The 2013 model's noticeably svelter sheetmetal, with its bolder front end and flowing greenhouse announce Toyota's intent, but it's features like a Sport mode and paddle shifters that really telegraph the Avalon's newfound vigor and more aspirational mission. And Toyota officials tell Autoblog that the already-shown V6 and hybrid models are just the beginning – a stand-alone sport model is also under serious consideration.
According to Randy Stephens, the model's chief engineer, a trio of Avalon concepts is headed to SEMA this October, with two of them having been completed internally – unusual for Toyota. The pair of concepts conceived in-house will have a performance bent, with at least one featuring an off-the-shelf supercharger from the company's TRD parts bin in Australia (the same forced-induction setup used in the Lotus Evora S).

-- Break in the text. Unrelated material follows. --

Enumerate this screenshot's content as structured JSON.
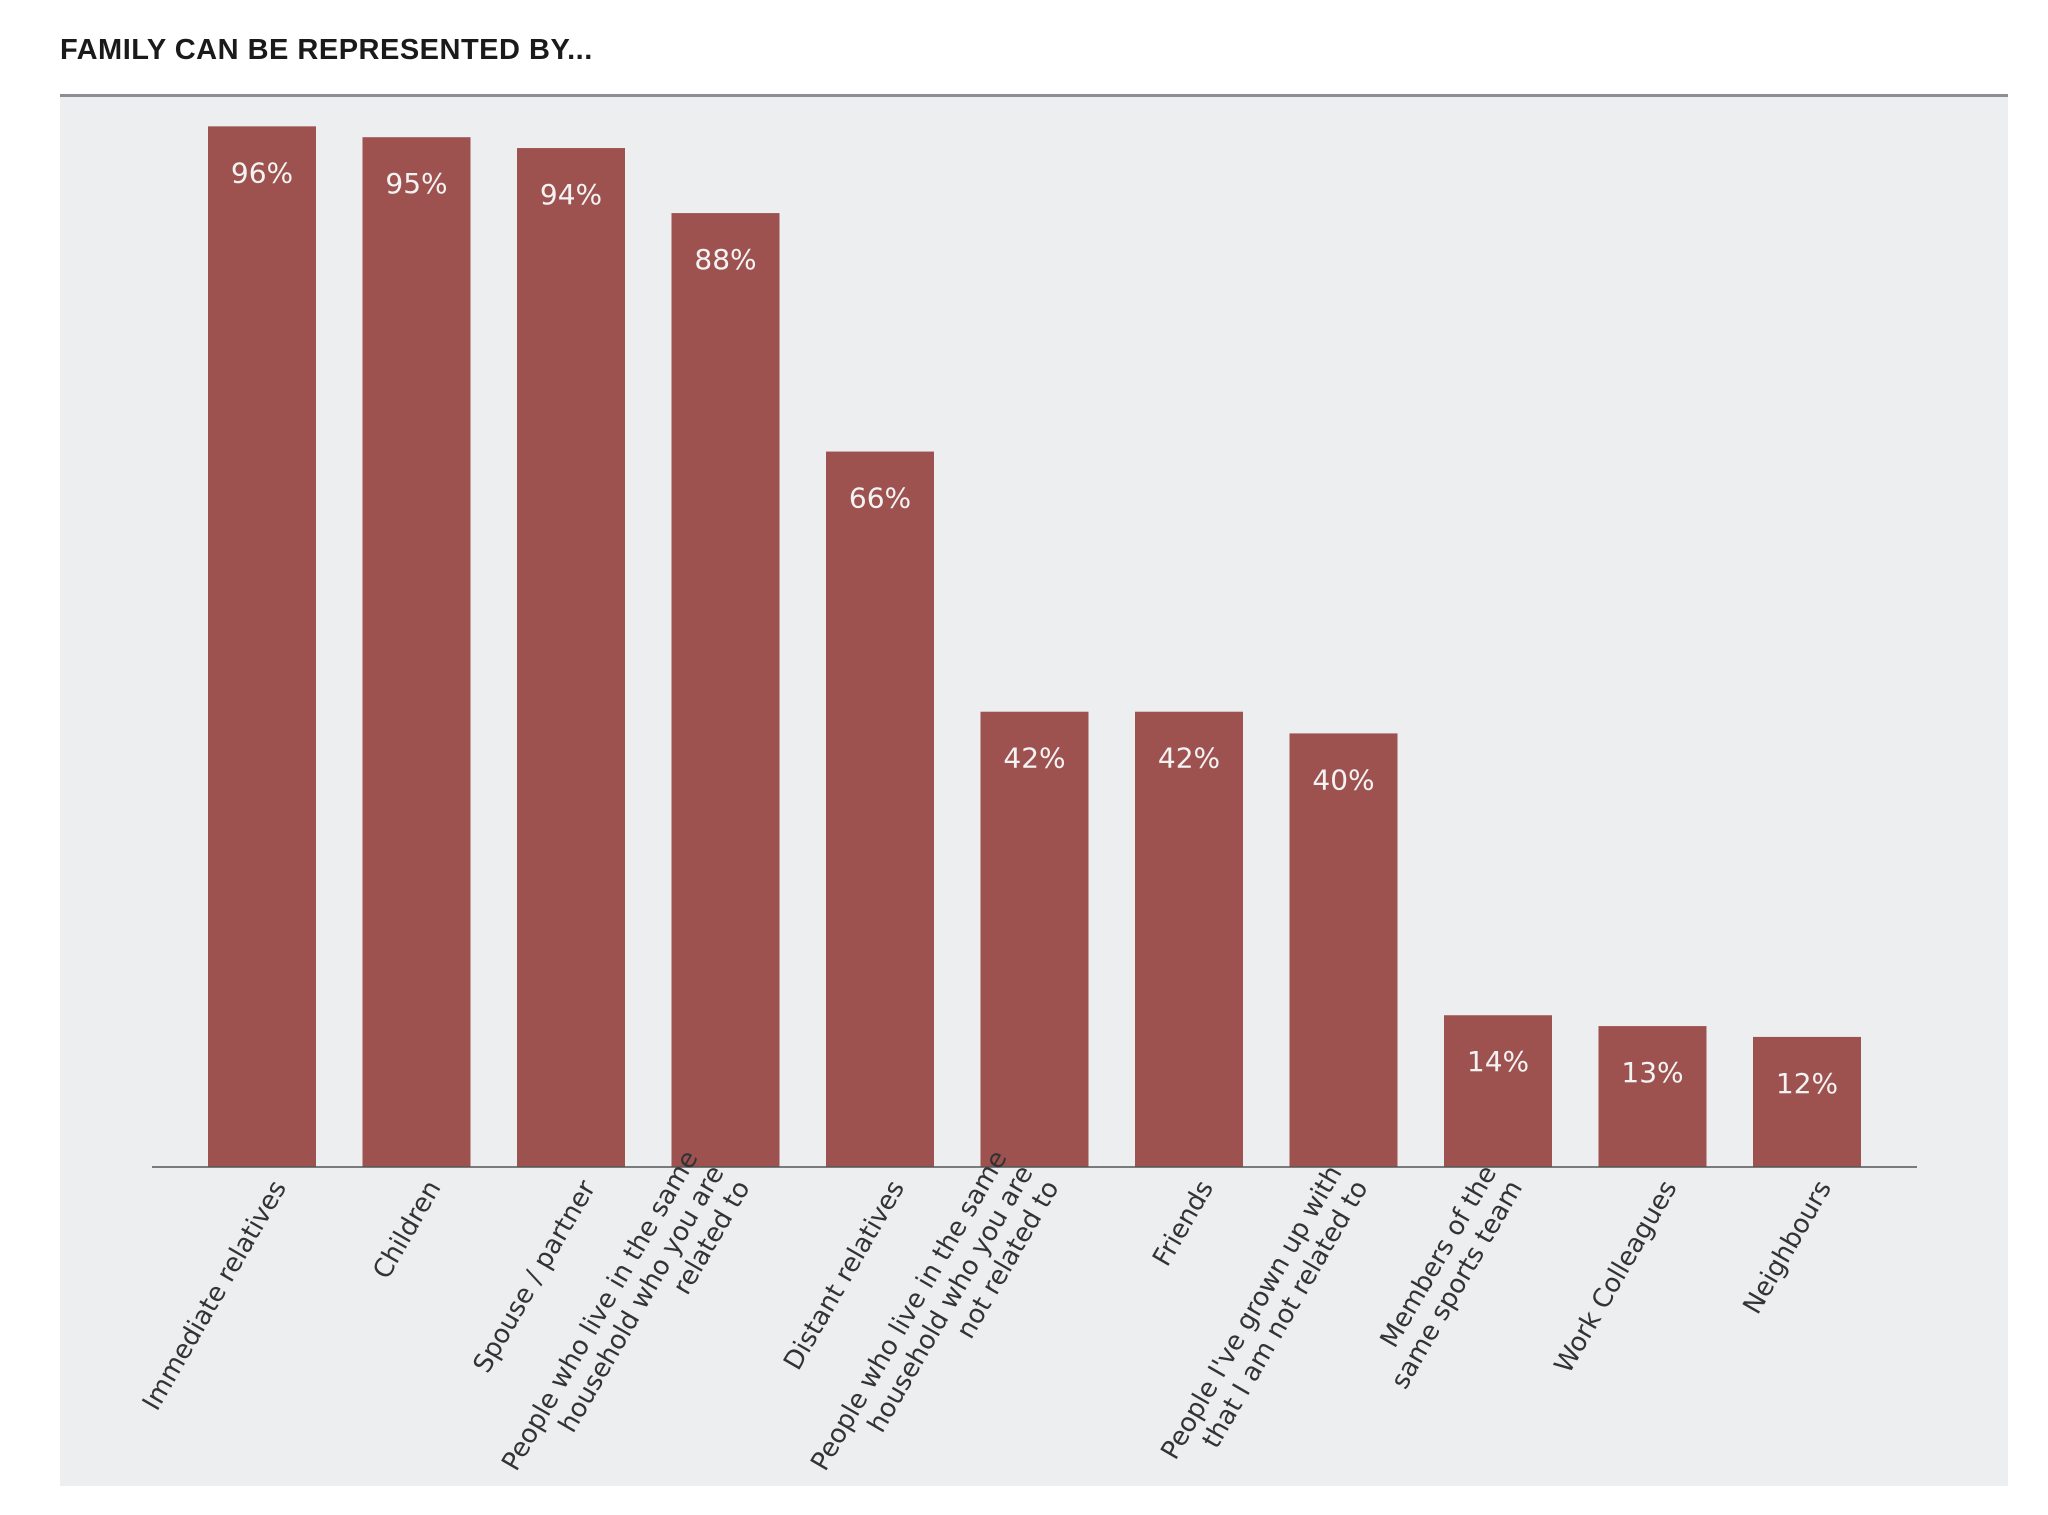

The house-built Avalons are said to not be as outrageously styled as most SEMA vehicles tend to be, in large measure because Toyota plans to weigh public opinion with an eye toward a production run.
A trio of Avalon concepts is headed to SEMA this October, with two of them having been completed internally – unusual for Toyota.

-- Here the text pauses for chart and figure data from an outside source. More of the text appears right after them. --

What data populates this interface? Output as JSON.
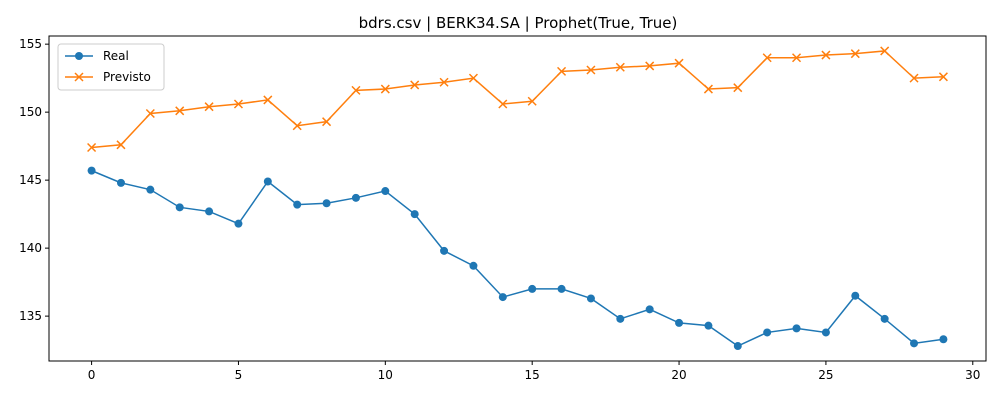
{
  "chart_data": {
    "type": "line",
    "title": "bdrs.csv | BERK34.SA | Prophet(True, True)",
    "xlabel": "",
    "ylabel": "",
    "xlim": [
      -1.45,
      30.45
    ],
    "ylim": [
      131.7,
      155.6
    ],
    "xticks": [
      0,
      5,
      10,
      15,
      20,
      25,
      30
    ],
    "yticks": [
      135,
      140,
      145,
      150,
      155
    ],
    "grid": false,
    "legend_position": "upper left",
    "x": [
      0,
      1,
      2,
      3,
      4,
      5,
      6,
      7,
      8,
      9,
      10,
      11,
      12,
      13,
      14,
      15,
      16,
      17,
      18,
      19,
      20,
      21,
      22,
      23,
      24,
      25,
      26,
      27,
      28,
      29
    ],
    "series": [
      {
        "name": "Real",
        "color": "#1f77b4",
        "marker": "circle",
        "values": [
          145.7,
          144.8,
          144.3,
          143.0,
          142.7,
          141.8,
          144.9,
          143.2,
          143.3,
          143.7,
          144.2,
          142.5,
          139.8,
          138.7,
          136.4,
          137.0,
          137.0,
          136.3,
          134.8,
          135.5,
          134.5,
          134.3,
          132.8,
          133.8,
          134.1,
          133.8,
          136.5,
          134.8,
          133.0,
          133.3
        ]
      },
      {
        "name": "Previsto",
        "color": "#ff7f0e",
        "marker": "x",
        "values": [
          147.4,
          147.6,
          149.9,
          150.1,
          150.4,
          150.6,
          150.9,
          149.0,
          149.3,
          151.6,
          151.7,
          152.0,
          152.2,
          152.5,
          150.6,
          150.8,
          153.0,
          153.1,
          153.3,
          153.4,
          153.6,
          151.7,
          151.8,
          154.0,
          154.0,
          154.2,
          154.3,
          154.5,
          152.5,
          152.6
        ]
      }
    ]
  }
}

When asked if a sportier production Avalon model would be similar to the current Camry model's SE trim, Stephens quickly and decisively said, "No. It has to be more real." By "more real," Stephens means that a hotter Avalon would have to actually offer augmented performance. A production supercharged model? Highly unlikely. A performance tune of the Avalon's 2GR-FE 3.5-liter V6 (268 horsepower, 248 pound-feet of torque) is more plausible, along with a reworked suspension and appropriate visuals. With the 2013 model's switch to electric power steering, it would also be easy to remap the wheel's turn-in and weight.
The Georgetown, Kentucky-built Avalon hits dealers this fall in both standard and hybrid flavors. If given the green light, a performance will probably take another couple of years.